Sinovoice-2014-12-10
来自cslt Wiki
目录
DNN training
Environment setting
- Another 3 3T disks are ready for RADI-0.
- Another GPU machine was purchased.
Corpora
- Scripts for confidence generation is ready for auto transcription
- 300h telephone speech data (Sinovoice recording) were done
470 hour 8k training
- 300h incremental training (IT) done
Model | CE | MPE1 | MPE2 | MPE3 | MPE4 |
---|---|---|---|---|---|
4k states | 23.27/22.85 | 21.35/18.87 | 21.18/18.76 | 21.07/18.54 | 20.93/18.32 |
8k states | 22.16/22.22 | 20.55/18.03 | 20.36/17.94 | 20.32/17.78 | 20.29/17.80 |
8k states + IT | - | 20.04/17.38 | 20.01/17.32 | 20.07/17.44 | 19.94/17.65 |
6000 hour 16k training
- Ran CE DNN to iteration 5 (8400 states, 80000 pdf)
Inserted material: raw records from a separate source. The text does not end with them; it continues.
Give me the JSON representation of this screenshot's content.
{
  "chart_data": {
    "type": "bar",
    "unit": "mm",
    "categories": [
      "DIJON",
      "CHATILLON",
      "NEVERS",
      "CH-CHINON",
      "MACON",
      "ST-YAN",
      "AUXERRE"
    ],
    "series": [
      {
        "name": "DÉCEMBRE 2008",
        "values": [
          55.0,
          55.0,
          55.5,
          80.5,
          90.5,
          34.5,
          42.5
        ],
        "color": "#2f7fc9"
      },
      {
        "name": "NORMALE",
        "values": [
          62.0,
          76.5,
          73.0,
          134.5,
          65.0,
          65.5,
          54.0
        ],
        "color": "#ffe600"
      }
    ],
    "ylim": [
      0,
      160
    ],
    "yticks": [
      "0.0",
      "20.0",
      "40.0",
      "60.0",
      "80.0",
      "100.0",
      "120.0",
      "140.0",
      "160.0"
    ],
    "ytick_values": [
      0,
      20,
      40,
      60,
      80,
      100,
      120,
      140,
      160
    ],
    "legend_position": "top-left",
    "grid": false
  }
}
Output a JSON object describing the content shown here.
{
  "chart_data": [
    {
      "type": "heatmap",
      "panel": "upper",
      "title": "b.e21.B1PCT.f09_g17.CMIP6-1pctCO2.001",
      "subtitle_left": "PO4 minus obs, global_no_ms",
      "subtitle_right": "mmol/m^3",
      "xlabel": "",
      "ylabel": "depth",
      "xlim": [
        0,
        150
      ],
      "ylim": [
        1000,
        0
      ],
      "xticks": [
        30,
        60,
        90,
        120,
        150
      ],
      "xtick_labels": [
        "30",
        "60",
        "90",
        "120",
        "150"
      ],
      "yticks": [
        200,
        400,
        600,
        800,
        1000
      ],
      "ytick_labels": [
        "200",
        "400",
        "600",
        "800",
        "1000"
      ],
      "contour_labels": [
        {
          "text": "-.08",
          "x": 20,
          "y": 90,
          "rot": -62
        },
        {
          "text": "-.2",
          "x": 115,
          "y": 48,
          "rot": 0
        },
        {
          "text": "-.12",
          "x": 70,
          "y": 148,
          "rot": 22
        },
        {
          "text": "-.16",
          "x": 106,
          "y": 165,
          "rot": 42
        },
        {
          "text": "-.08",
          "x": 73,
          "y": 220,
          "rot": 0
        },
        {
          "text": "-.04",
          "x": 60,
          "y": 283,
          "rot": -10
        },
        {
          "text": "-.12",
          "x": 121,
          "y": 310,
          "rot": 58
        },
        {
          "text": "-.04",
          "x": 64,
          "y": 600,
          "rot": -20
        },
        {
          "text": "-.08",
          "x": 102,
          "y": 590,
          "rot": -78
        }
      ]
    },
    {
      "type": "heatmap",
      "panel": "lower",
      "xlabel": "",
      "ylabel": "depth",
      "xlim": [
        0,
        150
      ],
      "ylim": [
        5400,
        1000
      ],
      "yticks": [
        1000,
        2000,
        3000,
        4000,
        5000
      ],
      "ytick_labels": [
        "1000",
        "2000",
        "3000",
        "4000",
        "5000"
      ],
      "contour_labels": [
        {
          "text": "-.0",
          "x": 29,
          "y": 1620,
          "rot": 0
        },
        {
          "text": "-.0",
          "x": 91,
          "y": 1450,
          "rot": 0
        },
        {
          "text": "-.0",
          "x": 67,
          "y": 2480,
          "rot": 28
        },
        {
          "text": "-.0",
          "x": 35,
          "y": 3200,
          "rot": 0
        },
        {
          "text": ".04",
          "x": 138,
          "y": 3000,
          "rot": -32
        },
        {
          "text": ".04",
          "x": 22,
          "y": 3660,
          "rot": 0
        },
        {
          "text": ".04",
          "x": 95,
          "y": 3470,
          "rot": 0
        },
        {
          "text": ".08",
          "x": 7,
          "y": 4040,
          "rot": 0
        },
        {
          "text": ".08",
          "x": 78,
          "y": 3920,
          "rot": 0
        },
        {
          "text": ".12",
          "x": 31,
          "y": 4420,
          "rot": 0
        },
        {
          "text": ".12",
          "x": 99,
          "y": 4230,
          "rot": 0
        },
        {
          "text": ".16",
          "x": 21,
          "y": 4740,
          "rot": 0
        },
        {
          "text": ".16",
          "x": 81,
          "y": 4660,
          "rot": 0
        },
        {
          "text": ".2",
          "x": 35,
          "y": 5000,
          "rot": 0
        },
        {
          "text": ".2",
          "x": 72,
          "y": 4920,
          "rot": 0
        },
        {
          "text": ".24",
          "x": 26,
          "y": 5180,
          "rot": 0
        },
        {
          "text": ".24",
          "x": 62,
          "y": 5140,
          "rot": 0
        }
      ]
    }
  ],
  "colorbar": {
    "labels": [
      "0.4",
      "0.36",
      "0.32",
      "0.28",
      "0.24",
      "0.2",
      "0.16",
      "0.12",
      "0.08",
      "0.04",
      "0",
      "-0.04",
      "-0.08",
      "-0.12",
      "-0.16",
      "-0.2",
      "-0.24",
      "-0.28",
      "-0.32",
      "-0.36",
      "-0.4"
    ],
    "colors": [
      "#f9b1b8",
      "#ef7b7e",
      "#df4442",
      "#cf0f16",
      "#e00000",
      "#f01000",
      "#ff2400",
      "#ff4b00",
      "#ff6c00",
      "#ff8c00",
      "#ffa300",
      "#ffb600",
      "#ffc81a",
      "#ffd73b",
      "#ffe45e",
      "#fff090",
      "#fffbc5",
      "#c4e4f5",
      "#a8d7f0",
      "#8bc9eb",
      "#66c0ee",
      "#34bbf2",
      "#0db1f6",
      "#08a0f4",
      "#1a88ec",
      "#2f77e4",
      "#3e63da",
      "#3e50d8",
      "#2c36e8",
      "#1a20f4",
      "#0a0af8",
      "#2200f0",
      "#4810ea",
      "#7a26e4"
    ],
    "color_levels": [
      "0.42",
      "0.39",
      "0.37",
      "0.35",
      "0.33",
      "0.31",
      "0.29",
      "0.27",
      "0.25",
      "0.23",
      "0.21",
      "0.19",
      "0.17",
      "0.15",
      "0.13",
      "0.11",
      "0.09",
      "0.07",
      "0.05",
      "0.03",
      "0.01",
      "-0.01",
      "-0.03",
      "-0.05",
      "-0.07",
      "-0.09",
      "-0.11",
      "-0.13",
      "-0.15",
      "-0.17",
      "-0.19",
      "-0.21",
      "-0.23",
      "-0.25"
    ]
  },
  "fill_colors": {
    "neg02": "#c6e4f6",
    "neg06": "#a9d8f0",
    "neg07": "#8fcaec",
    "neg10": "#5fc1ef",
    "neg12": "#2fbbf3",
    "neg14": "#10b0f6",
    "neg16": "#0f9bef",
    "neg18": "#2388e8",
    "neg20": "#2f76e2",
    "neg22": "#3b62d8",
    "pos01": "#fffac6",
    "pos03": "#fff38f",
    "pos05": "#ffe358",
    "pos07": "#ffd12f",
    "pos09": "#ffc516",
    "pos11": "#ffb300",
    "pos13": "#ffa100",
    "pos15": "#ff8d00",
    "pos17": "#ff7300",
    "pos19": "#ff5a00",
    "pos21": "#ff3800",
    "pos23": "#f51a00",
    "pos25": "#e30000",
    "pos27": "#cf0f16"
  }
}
- Testing results go down to 13% WER.
Model | WER | RT |
---|---|---|
small LM, it 4, -5/-9 | 15.80 | - |
large LM, it 4, -5/-9 | 15.30 | - |
large LM, it 4, -6/-9 | 15.36 | - |
large LM, it 4, -7/-9 | 15.25 | - |
large LM, it 5, -5/-9 | 14.17 | - |
large LM, it 5, -5/-10 | 13.77 | - |
Adaptation
DNN Decoder
- Comparison between CLG and HCLG decoder
- CLG decoder uses less memory in decoding
- HCLG is faster and more accurate than HCLG, and more amiable to beam control [here http://cslt.riit.tsinghua.edu.cn/cgi-bin/cvss/cvss_request.pl?step=view_request&cvssid=156]
- std::exp/std::log result in very slow computation in train203. Solved the problem by replacing to standard exp() and log().